À l’hôtel de Caumont, à Aix, l’exposition Bestiaire magique de Niki de Saint Phalle ne mentionne nulle part l’inceste qu’elle a subi lorsqu’elle avait 11 ans. Un viol qu’elle a révélé en 1994, dans Mon Secret, qu’elle a écrit à la main et illustré. L’artiste des Nanas joyeuses, des fontaines animées et des bestiaires fantastiques y explique que son œuvre est une tentative de réappropriation de son enfance, de son corps et de sa puissance. Écrit comme une lettre à sa fille, le livre a modifié profondément la perception que l’on avait de son œuvre. Comment peut-on aujourd’hui lui consacrer une exposition sans en faire, pour le moins, mention ?
Car la pionnière du Nouveau Réalisme, est surtout précurseure d’un art féministe. « Le temps est venu d’une nouvelle société matriarcale » écrivait-elle dans les années 1970. Cinquante ans après, et après #Metoo, laisserons-nous l’histoire revenir désespérément en arrière ?
Nous sommes visiblEs
Précurseure. Le mot, puisqu’il désigne celui qui ouvre le chemin, n’a pas de féminin en français académique, comme chef, professeur, médecin, recteur, colonel, metteur-en-scène, écrivain, maire. Si des femmes qui exercent ces fonctions les transforment en nom féminin avec quelques articles ou des jeux de suffixes (la maire, la prof, l’écrivaine, la rectrice), l’affaire se corse dès que la féminité se fond dans un groupe mixte : les femmes, alors, disparaissent, même quand elles sont majoritaires, puisque « le masculin l’emporte sur le féminin ». Règle si profondément discriminatoire qu’on oublie qu’elle n’est pas immuable : jusqu’au XVIIIe siècle, en français, le plus grand nombre prévalait (Roxane, Hector et Hermione sont tombées des nues) et en cas d’égalité la règle de proximité s’appliquait (Valère et Elvire sont amoureuses).
L’effacement graphique de la composante féminine d’un groupe mixte s’accompagne en français de l’absence caractéristique de certaines désignations qui permettent aux hommes une complexité sociale. Ainsi les garçons sont les fils de leurs parents, et les filles juste des filles. Et les hommes peuvent être des maris, alors que les femmes demeurent simplement des femmes. Elles sont ainsi naturellement réduites à leur fonction familiale, comme elles sont exclues des Droits de l’Homme et de la Fraternité.
Nous sommes inclus·e·s
L’écriture inclusive est un des moyens de rattraper aujourd’hui ces faiblesses de notre langue nationale et de laisser une trace écrite de la présence des femmes dans des métiers, des fonctions, des réalités qui les excluaient, et continuent souvent à les exclure.

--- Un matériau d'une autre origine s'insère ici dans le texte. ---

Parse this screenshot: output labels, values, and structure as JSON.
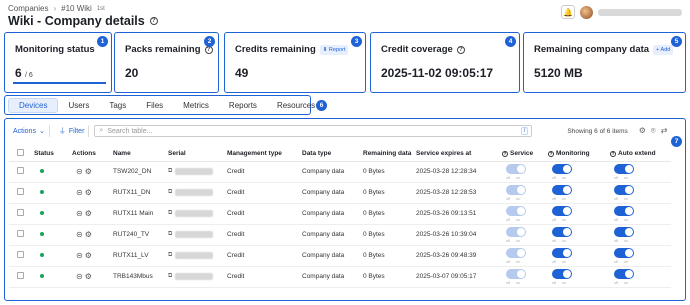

Mais il est devenu dangereux d’ajouter des points médians, de féminiser les noms, de revenir à d’autres règles orthographiques, ou de pratiquer le néologisme comme l’ont toujours fait toutes les langues vivantes et productives. Et plus impensable encore de naviguer entre les genres, de pratiquer le iel ou d’écrire « il est belle ».
Que Trump interdise le féminisme et les études de genre n’est pas étonnant, il a été élu après une violente campagne masculiniste. Que Zemmour s’en gausse, qu’importe. Mais que la Région Sud prescrive l’écriture inclusive dans les demandes de subventions et coupe à ce titre sa subvention à Kourtrajmé est pour le moins inattendu… Comment peut-on dans la même charte défendre la liberté de création et interdire l’écriture inclusive ?
L’offensive réactionnaire contre les avancées de la langue a toute la violence des invisibilisations. Les femmes qu’on enferme, qu’on voile ou qu’on empêche de se voiler, celles qu’on sexualise à leur insu ou qui se garnissent, de leur plein gré, d’appendices ongulaires ou capillaires, peinent toujours à s’approprier leur image qui reste dessinée, décidée, écrite sans elles. Le masculin l’emporte : au-delà de l’écriture, la grammaire et la langue modèlent nos représentations.
Faisons parler les images
Gisèle Pélicot, en rendant public le procès de ses violeurs, a fait changer la honte de camp.
La fille du premier ministre, en témoignant pour que les victimes de Bétharram soient entendu·e·s , permettra sans doute d’ouvrir les portes trop closes des pensionnats catholiques.
Mare Nostum puis SOS Méditerranée sont nés après l’image choc du naufrage au large de Lampedusa en 2013.
Filmé, diffusé. Puis oublié, faute de relais médiatique.
À Gaza, les journalistes et les images sont interdites.
La visibilité est un combat. Jusque dans l’écriture.